Dr. Maalouf’s study, which he presented here at The Endocrine Society’s 89th annual meeting, examined lithogenic factors in the urine of 20 patients with type 2 diabetes mellitus and 57 healthy non-diabetic volunteers. No subject was taking any medication that altered stone risk, and all patients provided a single 24-hour urine collection. The investigators calculated the urine content of undissociated uric acid and relative supersaturation ratio (RSR) for calcium oxalate (CaOx) and brushite.


Diabetic patients had significantly greater excretion of calcium than the healthy subjects (219 vs. 154 mg/day), greater excretion of sodium (205 vs. 162 mEq/day), and greater excretion of sulfate (22 vs. 18 mmol/day). The difference in urine calcium excretion, however, was no longer significant after adjusting for urine sulfate and sodium. The 24-hour urine pH was significantly lower in the diabetics (5.55 vs. 6.03).


The investigators observed no significant differences in urine volume, oxalate, citrate, ammonium, phosphate, magnesium, potassium, and uric acid. The RSR for CaOx and brushite were not significantly different between the groups. The urine content of undissociated uric acid was significantly greater in the diabetic patients (204 vs.102 mg/day) due to the lower urine pH levels.


The greater calcium excretion in the diabetic patients was likely related to the higher intake of sodium and animal protein, the researchers concluded. In addition, the higher urine calcium is, in part, offset by smaller differences in urine oxalate and citrate, resulting in a similar RSR for CaOx in the two groups.
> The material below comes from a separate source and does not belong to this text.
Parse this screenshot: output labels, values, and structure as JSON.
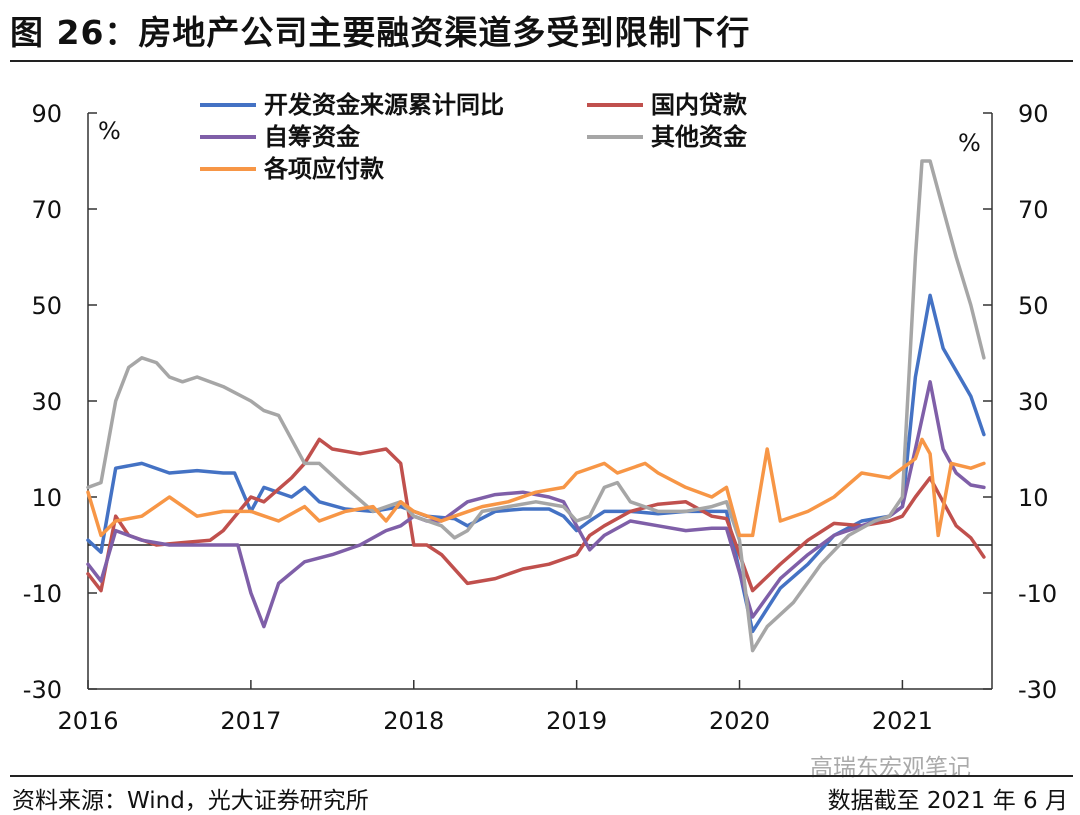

The greater urinary content of undissociated uric acid in the diabetics suggests that the higher incidence of kidney stones in diabetics is likely due to an increase in uric acid nephrolithiasis.


“Since calcium oxalate stones are the most common types of stones, people tend to forget about the uric acid stones, but if a patient with kidney stones has type 2 diabetes one should look for them,” Dr. Maalouf said. “Most of these stones are not seen on the regular x-ray. You may need to look on a CT scan.”